IMHO, the best $15-$20 you could spend is on the soil test.

Larry


----------



## carcajou (Jan 28, 2011)

I farmed land adjacent to a sawmill and chips blew into the field several inches thick. We worked them down and applied 150 lbs nitrogen per acre two years in a row and never grew a crop where they were. They just sucked up the N while breaking down.


----------



## Ox76 (Oct 22, 2018)

Yeah, wood chips aren't good for tilling into soil for anything - it'll suck everything out while it breaks down. Best to let it turn back into soil first. It'll take a while. Years. Keep turning the piles if you care enough about it to mess with it.


----------



## PaulN (Mar 4, 2014)

carcajou, you're right about sucking up the N. Nitrogen is the fuel needed to break down plant residue. But after the wood has decayed, I would think it should leave behind some nutritional value. How does that field produce now, after the fact?


----------



## slowzuki (Mar 8, 2011)

Yes straight chips, if you can blend with chicken poo and compost it they can be ok.


----------



## Gearclash (Nov 25, 2010)

Don't spread the chips. As others have said they will suck N up something terrible. Been there and paid that tuition with saw dust bedding from dairy free stalls. Compost the chips before spreading them. If at all possible get some manure to mix in with the chips.


----------



## carcajou (Jan 28, 2011)

PaulN said:


> carcajou, you're right about sucking up the N. Nitrogen is the fuel needed to break down plant residue. But after the wood has decayed, I would think it should leave behind some nutritional value. How does that field produce now, after the fact?

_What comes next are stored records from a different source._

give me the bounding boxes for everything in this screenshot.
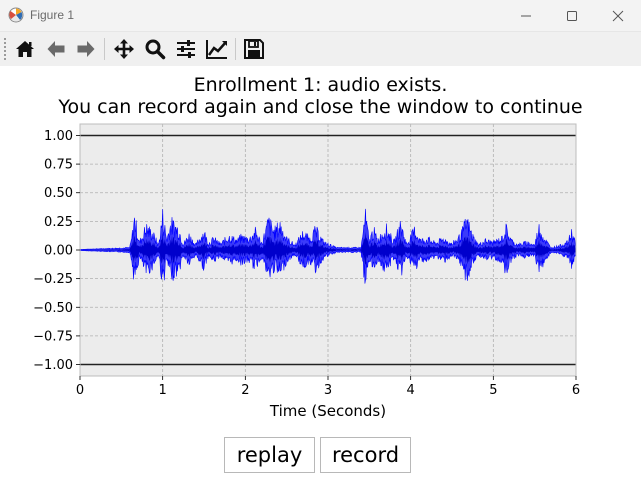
- x-tick-label: 0: [76, 383, 84, 398]
- save-button[interactable]: [241, 37, 267, 61]
- toolbar-grip-icon[interactable]: [4, 37, 6, 61]
- close-icon: [612, 10, 624, 22]
- x-tick-label: 4: [407, 383, 415, 398]
- forward-arrow-icon: [77, 41, 95, 57]
- subplot-config-button[interactable]: [173, 37, 199, 61]
- window-title: Figure 1: [30, 8, 75, 22]
- x-tick-label: 6: [572, 383, 580, 398]
- x-tick-label: 2: [241, 383, 249, 398]
- audio-waveform-core: [80, 231, 576, 266]
- back-arrow-icon: [47, 41, 65, 57]
- pan-icon: [114, 39, 134, 59]
- figure-title-line2: You can record again and close the windo…: [58, 96, 583, 118]
- x-tick-label: 1: [159, 383, 167, 398]
- maximize-button[interactable]: [549, 0, 595, 32]
- figure-title-line1: Enrollment 1: audio exists.: [193, 74, 448, 96]
- x-tick-label: 3: [324, 383, 332, 398]
- maximize-icon: [567, 11, 577, 21]
- y-tick-label: 0.25: [44, 215, 73, 230]
- x-tick-label: 5: [489, 383, 497, 398]
- home-icon: [16, 41, 34, 57]
- y-tick-label: 0.75: [44, 158, 73, 173]
- pan-button[interactable]: [111, 37, 137, 61]
- zoom-button[interactable]: [142, 37, 168, 61]
- waveform-plot[interactable]: 0 1 2 3 4 5 6 1.00 0.75 0.50 0.25 0.00 −0.25 −0.50 −0.…: [0, 66, 641, 426]
- window-titlebar: Figure 1: [0, 0, 641, 32]
- axis-ticks: 0 1 2 3 4 5 6 1.00 0.75 0.50 0.25 0.00 −0.25 −0.50 −0.…: [33, 129, 580, 398]
- figure-canvas[interactable]: Enrollment 1: audio exists. You can reco…: [0, 66, 641, 487]
- save-icon: [244, 39, 264, 59]
- navigation-toolbar: [0, 32, 641, 66]
- y-tick-label: −0.25: [33, 272, 73, 287]
- zoom-magnifier-icon: [145, 39, 166, 60]
- y-tick-label: 0.00: [44, 244, 73, 259]
- close-button[interactable]: [595, 0, 641, 32]
- x-axis-label: Time (Seconds): [269, 402, 386, 420]
- matplotlib-app-icon: [8, 7, 24, 23]
- edit-axis-button[interactable]: [204, 37, 230, 61]
- edit-axis-icon: [206, 40, 227, 59]
- y-tick-label: −0.50: [33, 301, 73, 316]
- subplot-config-icon: [177, 40, 195, 58]
- y-tick-label: −1.00: [33, 358, 73, 373]
- replay-button[interactable]: replay: [224, 437, 315, 473]
- minimize-button[interactable]: [503, 0, 549, 32]
- y-tick-label: −0.75: [33, 329, 73, 344]
- minimize-icon: [521, 15, 531, 17]
- reference-lines: [80, 134, 576, 366]
- back-button[interactable]: [43, 37, 69, 61]
- forward-button[interactable]: [73, 37, 99, 61]
- home-button[interactable]: [12, 37, 38, 61]
- toolbar-separator: [104, 38, 105, 60]
- y-tick-label: 1.00: [44, 129, 73, 144]
- record-button[interactable]: record: [320, 437, 411, 473]
- toolbar-separator: [235, 38, 236, 60]
- y-tick-label: 0.50: [44, 186, 73, 201]
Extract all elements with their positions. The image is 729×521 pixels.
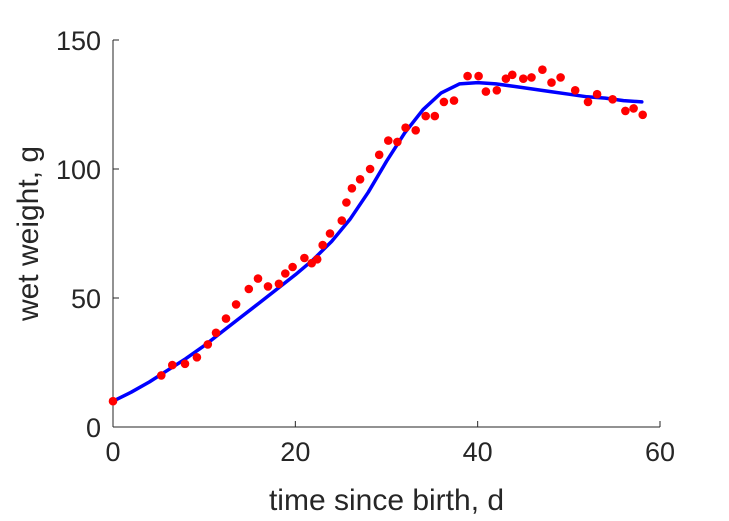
data-point [168, 360, 177, 370]
data-point [430, 111, 440, 121]
data-point [347, 184, 357, 193]
y-tick-label: 150 [56, 26, 101, 56]
data-point [365, 164, 375, 174]
data-point [629, 104, 638, 113]
y-tick-label: 50 [71, 284, 101, 314]
data-point [638, 110, 647, 120]
data-point [481, 87, 491, 96]
data-point [570, 86, 580, 95]
data-point [288, 262, 297, 272]
data-point [355, 175, 365, 184]
data-point [501, 74, 511, 83]
data-point [281, 269, 290, 278]
data-point [411, 126, 421, 135]
data-point [157, 371, 166, 380]
axes [112, 40, 660, 428]
y-axis-title: wet weight, g [12, 146, 45, 322]
data-point [519, 74, 528, 83]
x-tick-label: 40 [463, 437, 493, 467]
data-point [439, 97, 449, 107]
data-point [384, 136, 393, 145]
data-point [231, 300, 241, 309]
ticks: 0 20 40 60 0 50 100 150 [56, 26, 675, 467]
data-point [393, 137, 402, 147]
data-point [180, 359, 190, 369]
data-point [274, 279, 284, 289]
data-point [318, 240, 328, 250]
data-point [449, 96, 459, 105]
data-point [608, 95, 617, 104]
data-point [556, 73, 565, 82]
y-tick-label: 100 [56, 155, 101, 185]
data-point [300, 253, 309, 263]
data-point [508, 70, 517, 80]
x-axis-title: time since birth, d [269, 484, 504, 517]
data-point [244, 284, 254, 294]
data-point [492, 86, 502, 95]
data-point [621, 106, 630, 116]
x-tick-label: 0 [105, 437, 120, 467]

Not sure. Never renewed the lease.


----------



## endrow (Dec 15, 2011)

There is a product used locally , They blend lime and Municipal Sewage Sludge with wood chips and properly compost it .It turns out a good safe product (they Say) no permits needed just a nutrient management plan . It may be a good way to get rid of sewage sludge ? We tried some not ready to go hog wild on it yet .


----------



## Shawn1234 (Nov 5, 2020)

Well thanks everyone, and I think I got my answer, NO, do not put the chips down.

Thanks for all your great info!


----------



## siscofarms (Nov 23, 2010)

mycrorizualfungi . probably spelled wrong but if you can spread it thin enough and sew a nitrogen producing cover crop , or better yet , cover crop it and put livestock on it , youll get the sub surface city going .


----------



## Farmineer95 (Aug 11, 2014)

Just looked in my "Midwest Cover Crops Field Guide", thought it might be in there, well a ratio anyway. 
Here what I found:
Look at the C:N ratio, anything over 25:1 will cause immobilization. For reference newspaper is 120:1.
For wide ratios Recommendations include:
N starter fertilizer 
Time
Avoid wide ratios.

My thought: plant a species that in N fixing? But the time factor would make it difficult to establish grass if that is in the immediate crop plan. Maybe other factors prevent this to be feasible, don't know, I'm asking too.
Urea is $460/ton today.


----------